まず気になるのが、学生時代から貿易業務に興味があったのかという点です。

加世田正直言うと、ありませんでした。高校時代に最も関心が高かったのはエネルギー問題。電力会社や原子力系の企業、自動車メーカーなどのエンジニアになり、燃費のいい製品を作ってエネルギー問題に貢献できたらと思っていたので、大学では機械工学を専攻しました。

その後大学院ではエネルギー工学を専攻したんですが、そこでわかったのは、この分野は1つの成果を出すのに数十年もかかるということ。人生の長さを考えると、生涯で出せる成果は2,3個が限度。さらに、すごく歴史がある分野であり、優秀かつ権威のある研究者の方が多く、業界の体系も確立されているので、20代、30代のうちに自分の意見が通る立場まで到達することは難しいと思ってしまったんです。

そこでエネルギー工学から離れると同時に、世界に大きなインパクトを与えることができて、かつ短いスパンで成果が出やすい分野に進もうと決意しました。そのほうが若くしてリーダーシップを取り、リスクを取っていきたいという自分の考えを体現できると思ったんです。

大学・大学院時代の経験で今に活きてることはありますか?

加世田大学院在学中に1年間中国に留学していたんですけど、その間に起きた2つの意識変化は今の自分にも影響を与えています。

1つは、「レールから外れちゃいけない」という意識がなくなったこと。優秀な大学に入学したエリート学生ってみんなある程度そうだと思うんですけど、私も御多分に漏れず、「東大に入ったからには大企業に進まきゃいけない」って無意識に思い込んでいたんです。あと、人と違う道に行くことはやはり怖かった。

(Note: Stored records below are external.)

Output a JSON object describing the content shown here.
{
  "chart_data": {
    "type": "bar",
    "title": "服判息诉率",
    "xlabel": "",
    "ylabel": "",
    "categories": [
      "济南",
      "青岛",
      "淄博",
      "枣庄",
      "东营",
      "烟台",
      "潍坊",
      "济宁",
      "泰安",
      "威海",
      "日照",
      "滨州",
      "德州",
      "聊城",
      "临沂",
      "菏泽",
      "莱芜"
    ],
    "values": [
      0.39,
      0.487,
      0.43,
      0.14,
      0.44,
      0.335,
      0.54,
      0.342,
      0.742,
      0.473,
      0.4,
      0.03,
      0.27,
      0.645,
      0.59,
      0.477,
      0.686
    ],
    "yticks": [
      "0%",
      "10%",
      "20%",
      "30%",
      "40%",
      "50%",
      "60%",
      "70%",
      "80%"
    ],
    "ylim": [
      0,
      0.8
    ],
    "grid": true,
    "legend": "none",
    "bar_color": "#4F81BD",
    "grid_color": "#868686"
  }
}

加世田でも、中国に行って卒業が1年遅れたことで、既にレールから外れていると思うようになって。別に周りと同じ道を進まなくてもいいか、と肩の力が抜けましたね。やりたいことを自由にやるのもいいんじゃないか?という気持ちが湧いてきました。

2つ目は、「日本の大企業に入って決められた仕事をしても、自分個人としては世界にインパクトを与えられないかも」と危機感を覚えたこと。海の向こうで自分と同世代の若者が活躍しながら、世界に大きなインパクトを与えている様子を目の当たりにしたとき、20代の若いうちに自分の力を発揮できて、自分で決断できる立場にいたほうが、自分のためにも社会のためにもいいんじゃないかと思った。そう一度思ってしまったら、どんどんベンチャー思考、起業家思考に切り替わっていきました。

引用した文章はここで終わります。